Quem já não ouviu um taxista conversando em código com a central de rádio, dentro de um táxi? Certamente, a turma da geração de 1990 para trás lembra bem disso. Hoje, não se ouve mais, dentro do táxi, o taxista se comunicando com a central pelo rádio e utilizando a linguagem do Q.

O avanço tecnológico causou transformações na vida do taxista, especialmente com as plataformas digitais que proporcionaram agilidade na identificação do táxi e consequente chamadas de corridas pelo usuário.

Antigamente a única maneira de se localizar um táxi, quando se ligava para uma rádio táxi, era através da central de rádio de comunicação. A operadora informava a solicitação da corrida pelo rádio e o taxista que estivesse atento respondia confirmando a disponibilidade. Embora funcionasse, demorava, e o passageiro não tinha a certeza se o táxi estava realmente próximo a ele e se iria chegar rapidamente. Hoje, o GPS (em inglês, Global Positioning System), que é um sistema de navegação por satélite, localiza o táxi e os aplicativos de mensagens permitem que o taxista e o passageiro se conectem.

Apesar disto, os taxistas encontraram uma forma de não deixar a linguagem do Q ser esquecida. Pelo menos entre eles. Pois é, o Código Q tem sido utilizado pelos taxistas em aplicativos de mensagens. É “QAP – Na escuta” pra lá, “QSL – Entendido, OK” pra cá, que faz com o que os novos taxistas aprendam e mantenham a tradição da categoria.

Os profissionais se utilizam desses códigos para passar informações sobre o trânsito, onde tem as melhores corridas, para onde estão indo ou quando o assunto é relacionado à dinheiro, por exemplo.

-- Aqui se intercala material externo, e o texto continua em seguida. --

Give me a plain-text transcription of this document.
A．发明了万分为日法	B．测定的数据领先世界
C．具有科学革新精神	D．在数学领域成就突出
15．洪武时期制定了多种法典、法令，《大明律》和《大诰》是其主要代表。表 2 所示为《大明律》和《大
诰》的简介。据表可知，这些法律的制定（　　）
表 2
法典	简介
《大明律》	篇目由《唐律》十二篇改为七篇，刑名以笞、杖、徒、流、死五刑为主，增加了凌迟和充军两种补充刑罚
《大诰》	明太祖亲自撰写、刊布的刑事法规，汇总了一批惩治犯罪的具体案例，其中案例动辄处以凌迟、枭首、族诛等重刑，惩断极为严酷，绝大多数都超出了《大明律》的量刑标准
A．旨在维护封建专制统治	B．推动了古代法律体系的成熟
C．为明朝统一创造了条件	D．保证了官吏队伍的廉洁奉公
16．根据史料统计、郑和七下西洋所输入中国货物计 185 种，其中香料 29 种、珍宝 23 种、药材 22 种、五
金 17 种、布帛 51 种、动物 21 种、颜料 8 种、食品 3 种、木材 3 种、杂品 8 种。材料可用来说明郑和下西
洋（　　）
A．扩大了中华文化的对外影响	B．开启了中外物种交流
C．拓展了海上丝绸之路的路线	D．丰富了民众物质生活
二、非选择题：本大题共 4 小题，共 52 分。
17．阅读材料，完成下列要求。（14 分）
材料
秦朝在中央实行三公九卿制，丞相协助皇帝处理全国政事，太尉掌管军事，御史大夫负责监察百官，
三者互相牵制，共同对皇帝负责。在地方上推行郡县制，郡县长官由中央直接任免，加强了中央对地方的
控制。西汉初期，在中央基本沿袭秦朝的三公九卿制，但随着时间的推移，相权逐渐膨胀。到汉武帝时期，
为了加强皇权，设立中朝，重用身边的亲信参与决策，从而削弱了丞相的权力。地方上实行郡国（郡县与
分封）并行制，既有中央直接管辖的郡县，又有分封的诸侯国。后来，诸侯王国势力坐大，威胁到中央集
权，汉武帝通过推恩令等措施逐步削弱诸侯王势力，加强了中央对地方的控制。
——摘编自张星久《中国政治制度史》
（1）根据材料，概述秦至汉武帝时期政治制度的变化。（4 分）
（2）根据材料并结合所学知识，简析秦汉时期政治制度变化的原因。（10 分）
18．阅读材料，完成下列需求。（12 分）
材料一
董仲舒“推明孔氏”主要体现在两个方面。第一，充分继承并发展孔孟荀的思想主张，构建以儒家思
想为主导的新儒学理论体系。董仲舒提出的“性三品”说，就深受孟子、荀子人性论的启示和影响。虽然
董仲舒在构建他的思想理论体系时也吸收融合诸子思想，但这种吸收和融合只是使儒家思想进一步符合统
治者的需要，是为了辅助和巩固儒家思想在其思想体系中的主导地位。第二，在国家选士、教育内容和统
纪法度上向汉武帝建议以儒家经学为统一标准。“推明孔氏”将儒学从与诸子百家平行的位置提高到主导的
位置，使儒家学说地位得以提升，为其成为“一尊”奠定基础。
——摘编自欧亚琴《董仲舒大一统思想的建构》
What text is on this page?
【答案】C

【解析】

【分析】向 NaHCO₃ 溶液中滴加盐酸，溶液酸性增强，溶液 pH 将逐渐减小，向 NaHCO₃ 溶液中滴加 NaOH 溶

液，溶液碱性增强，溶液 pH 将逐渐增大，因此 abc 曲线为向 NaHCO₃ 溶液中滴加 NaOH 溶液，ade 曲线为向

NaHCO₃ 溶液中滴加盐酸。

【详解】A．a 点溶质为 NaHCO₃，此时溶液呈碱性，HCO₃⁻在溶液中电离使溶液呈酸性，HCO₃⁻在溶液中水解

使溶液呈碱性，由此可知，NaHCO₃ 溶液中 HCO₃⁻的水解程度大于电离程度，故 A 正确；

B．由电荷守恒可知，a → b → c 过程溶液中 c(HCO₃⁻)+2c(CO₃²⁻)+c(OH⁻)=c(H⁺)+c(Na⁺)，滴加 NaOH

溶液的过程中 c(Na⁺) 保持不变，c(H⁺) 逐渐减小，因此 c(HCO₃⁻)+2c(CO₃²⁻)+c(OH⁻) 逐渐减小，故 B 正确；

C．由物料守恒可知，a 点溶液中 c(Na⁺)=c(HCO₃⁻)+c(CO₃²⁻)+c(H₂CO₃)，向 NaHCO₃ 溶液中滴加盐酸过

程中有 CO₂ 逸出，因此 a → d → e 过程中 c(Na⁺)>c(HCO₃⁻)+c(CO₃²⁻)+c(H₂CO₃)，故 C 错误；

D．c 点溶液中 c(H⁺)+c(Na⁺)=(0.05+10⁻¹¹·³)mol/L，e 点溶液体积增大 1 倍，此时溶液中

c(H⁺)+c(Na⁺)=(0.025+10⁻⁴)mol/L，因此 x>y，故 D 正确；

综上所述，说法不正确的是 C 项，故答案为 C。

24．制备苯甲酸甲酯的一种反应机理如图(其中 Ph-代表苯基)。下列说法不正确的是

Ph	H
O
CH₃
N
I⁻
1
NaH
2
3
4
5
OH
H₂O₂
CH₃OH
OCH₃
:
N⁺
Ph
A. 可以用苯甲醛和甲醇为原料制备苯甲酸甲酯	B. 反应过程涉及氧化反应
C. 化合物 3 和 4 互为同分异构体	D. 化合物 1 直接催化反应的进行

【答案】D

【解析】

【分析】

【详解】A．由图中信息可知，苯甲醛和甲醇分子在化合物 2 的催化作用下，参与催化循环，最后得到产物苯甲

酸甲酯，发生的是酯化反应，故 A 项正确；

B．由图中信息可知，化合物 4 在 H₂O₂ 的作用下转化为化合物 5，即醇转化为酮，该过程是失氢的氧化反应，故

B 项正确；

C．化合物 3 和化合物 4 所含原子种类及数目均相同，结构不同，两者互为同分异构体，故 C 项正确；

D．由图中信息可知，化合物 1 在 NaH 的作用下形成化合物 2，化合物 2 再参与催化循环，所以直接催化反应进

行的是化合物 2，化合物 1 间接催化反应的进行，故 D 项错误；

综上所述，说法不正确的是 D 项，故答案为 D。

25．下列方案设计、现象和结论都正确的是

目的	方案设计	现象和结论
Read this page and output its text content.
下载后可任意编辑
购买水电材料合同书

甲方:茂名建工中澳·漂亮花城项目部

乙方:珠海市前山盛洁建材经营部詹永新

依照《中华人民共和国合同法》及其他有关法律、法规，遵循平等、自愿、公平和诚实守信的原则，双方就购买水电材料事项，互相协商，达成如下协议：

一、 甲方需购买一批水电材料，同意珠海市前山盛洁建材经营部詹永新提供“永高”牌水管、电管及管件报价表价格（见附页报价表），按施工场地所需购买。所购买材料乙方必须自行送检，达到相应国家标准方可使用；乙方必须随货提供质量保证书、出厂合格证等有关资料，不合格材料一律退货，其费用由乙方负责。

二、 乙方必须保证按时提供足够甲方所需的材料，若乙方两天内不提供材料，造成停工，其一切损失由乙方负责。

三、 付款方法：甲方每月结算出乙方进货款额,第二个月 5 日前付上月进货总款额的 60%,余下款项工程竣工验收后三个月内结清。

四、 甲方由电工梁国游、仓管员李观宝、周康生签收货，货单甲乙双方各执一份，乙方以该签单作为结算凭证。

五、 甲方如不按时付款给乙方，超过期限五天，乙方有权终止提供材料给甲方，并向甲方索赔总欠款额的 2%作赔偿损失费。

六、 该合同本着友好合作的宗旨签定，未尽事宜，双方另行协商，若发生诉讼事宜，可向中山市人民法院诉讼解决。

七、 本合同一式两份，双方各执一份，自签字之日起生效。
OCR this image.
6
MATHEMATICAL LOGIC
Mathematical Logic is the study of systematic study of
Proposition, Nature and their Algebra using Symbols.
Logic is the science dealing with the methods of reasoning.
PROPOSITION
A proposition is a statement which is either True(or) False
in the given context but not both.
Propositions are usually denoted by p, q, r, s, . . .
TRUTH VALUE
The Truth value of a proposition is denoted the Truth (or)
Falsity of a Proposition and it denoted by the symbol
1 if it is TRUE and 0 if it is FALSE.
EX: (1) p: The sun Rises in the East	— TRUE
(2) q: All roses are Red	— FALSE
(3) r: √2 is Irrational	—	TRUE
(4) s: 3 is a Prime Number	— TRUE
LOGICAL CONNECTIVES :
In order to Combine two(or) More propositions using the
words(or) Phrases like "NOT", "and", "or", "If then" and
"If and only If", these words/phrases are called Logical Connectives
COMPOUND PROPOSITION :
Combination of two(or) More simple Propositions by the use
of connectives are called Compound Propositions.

O código Q original foi criado aproximadamente em 1909 pelo governo britânico, como uma lista de abreviações preparadas para o uso dos navios britânicos das forças armadas se comunicarem e foi aprovado em 21 de dezembro de 1959, na Convenção Internacional de Telecomunicações, em Genebra. O objetivo era simplificar a comunicação, dar maior fluidez, e principalmente viabilizar o entendimento entre operadores de radiocomunicação em qualquer idioma, tanto falado, quanto codificado em Código Morse, substituindo as informações por um conjunto de três letras, sempre iniciadas pela letra Q. Veja abaixo os Códigos “Q”:

QAP – Na escuta;
QRA – Nome, pessoa;
QRF – Refeição;
QRG – Frequência, canal;
QRH – Está havendo variação de frequência;
QRI – Tonalidade de transmissão;
QRL – Estou ocupado;
QRM – Interferência provocada por outra estação;
QRN – Interferência provocada por estática;
QRO – Abrir squelch ou limitador;
QRQ – Manipular rapidamente;
QRS – Manipular lentamente;
QRT – Parar de transmitir;
QRU – Tem alguma mensagem;
QRV – Estou à disposição;
QRX – Aguarde um instante que chamarei;
QRY – Quando será a minha vez de transmitir?
QRZ – Quem está chamando?
QSA – Intensidade de sinais (1/1- muito fraca; 2/2- fraca; 3/3- regular; 4/4- boa; 5/5- ótima);
QSB – Sinal oscilando;
QSJ – Relativo à dinheiro;
QSL – Entendido, OK;
QSM – Repita;
QSO – Pedido de autorização p/ contato com outro rádio;
QSP – Ponte, Retransmissão de mensagem para outra estação; 
QSY – Transmitir em outra freqüência, Mudar de canal;
QTA – Mensagem cancelada; 
QTC – Mensagem, assunto;
QTH – Local, Endereço;
QTI – Destino exato para onde se vai; 
QTO – Banheiro;
QTU – Turno e equipe de trabalho;
QTR – Horas;
TKS – Obrigado;
PTT – Botão de toque de falar.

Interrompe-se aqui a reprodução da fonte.